A medical misdiagnosis lawyer can help you establish that you suffered some form of economic or non-economic loss. The most obvious example is the cost of medication that didn’t work or even made your condition worse. Other measurable costs include lost wages from missed work, the need to hire a caregiver, or the cost of other necessary expenses.

In addition, your Chicago wrong diagnosis attorney can prove that your doctor failed to properly evaluate your case by creating a list of conditions that might be responsible for your symptoms—a process called differential diagnosis. Your doctor may also have failed to take into account your age, gender, and other factors that make some illnesses or injuries more common in certain patient populations. This makes them more likely to be overlooked or misdiagnosed than others.

Damages

In some cases, a medical misdiagnosis can have life-threatening consequences. For example, if a doctor dismisses stomach pain as gas and does not order a colonoscopy, the patient could miss the opportunity to receive a timely diagnosis for colorectal cancer and potentially die from a more advanced stage of the disease or complications of treatment.

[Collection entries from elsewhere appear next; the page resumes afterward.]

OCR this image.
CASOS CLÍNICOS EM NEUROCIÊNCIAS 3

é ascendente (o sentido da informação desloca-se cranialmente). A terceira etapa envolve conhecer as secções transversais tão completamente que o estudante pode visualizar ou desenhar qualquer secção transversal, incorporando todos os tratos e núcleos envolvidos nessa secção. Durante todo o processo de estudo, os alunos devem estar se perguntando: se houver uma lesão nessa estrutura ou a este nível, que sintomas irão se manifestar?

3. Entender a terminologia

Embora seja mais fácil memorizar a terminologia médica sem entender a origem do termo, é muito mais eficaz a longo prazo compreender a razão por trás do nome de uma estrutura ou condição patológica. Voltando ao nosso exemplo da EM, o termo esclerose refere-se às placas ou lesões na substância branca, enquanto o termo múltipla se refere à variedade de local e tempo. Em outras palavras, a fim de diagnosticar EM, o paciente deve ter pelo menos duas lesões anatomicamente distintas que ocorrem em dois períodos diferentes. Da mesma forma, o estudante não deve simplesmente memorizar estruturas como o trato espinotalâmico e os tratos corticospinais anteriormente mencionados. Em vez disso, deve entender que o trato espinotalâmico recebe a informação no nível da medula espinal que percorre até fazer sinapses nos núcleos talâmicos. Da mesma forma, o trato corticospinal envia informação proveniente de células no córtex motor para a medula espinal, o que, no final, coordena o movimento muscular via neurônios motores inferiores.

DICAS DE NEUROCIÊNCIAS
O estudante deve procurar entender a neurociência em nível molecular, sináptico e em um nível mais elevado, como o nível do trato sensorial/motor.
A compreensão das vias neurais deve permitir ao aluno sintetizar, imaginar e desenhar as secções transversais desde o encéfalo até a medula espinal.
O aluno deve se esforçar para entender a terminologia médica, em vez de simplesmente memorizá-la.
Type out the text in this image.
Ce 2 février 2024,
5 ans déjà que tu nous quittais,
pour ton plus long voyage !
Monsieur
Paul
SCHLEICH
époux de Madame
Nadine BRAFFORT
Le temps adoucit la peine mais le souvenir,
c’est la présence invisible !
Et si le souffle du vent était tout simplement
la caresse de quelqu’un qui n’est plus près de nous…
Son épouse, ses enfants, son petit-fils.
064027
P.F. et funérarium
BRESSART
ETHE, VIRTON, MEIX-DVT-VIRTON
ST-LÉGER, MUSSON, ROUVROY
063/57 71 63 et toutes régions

Missed or incorrect diagnoses are the most common type of medical malpractice claim and result in serious harm or death. Between 1986 and 2010, diagnosis-related payments made up over half of all malpractice payouts.

A successful misdiagnosis lawsuit seeks compensation for a variety of damages, including long-term health problems, pain and suffering, lost income, and incurred expenses from medical treatments. The amount of damages you might be entitled to may depend on the type of error, the extent to which it was harmful, and other factors involving the specific case. An experienced medical malpractice attorney can help you evaluate the damage and make a proper claim for compensation.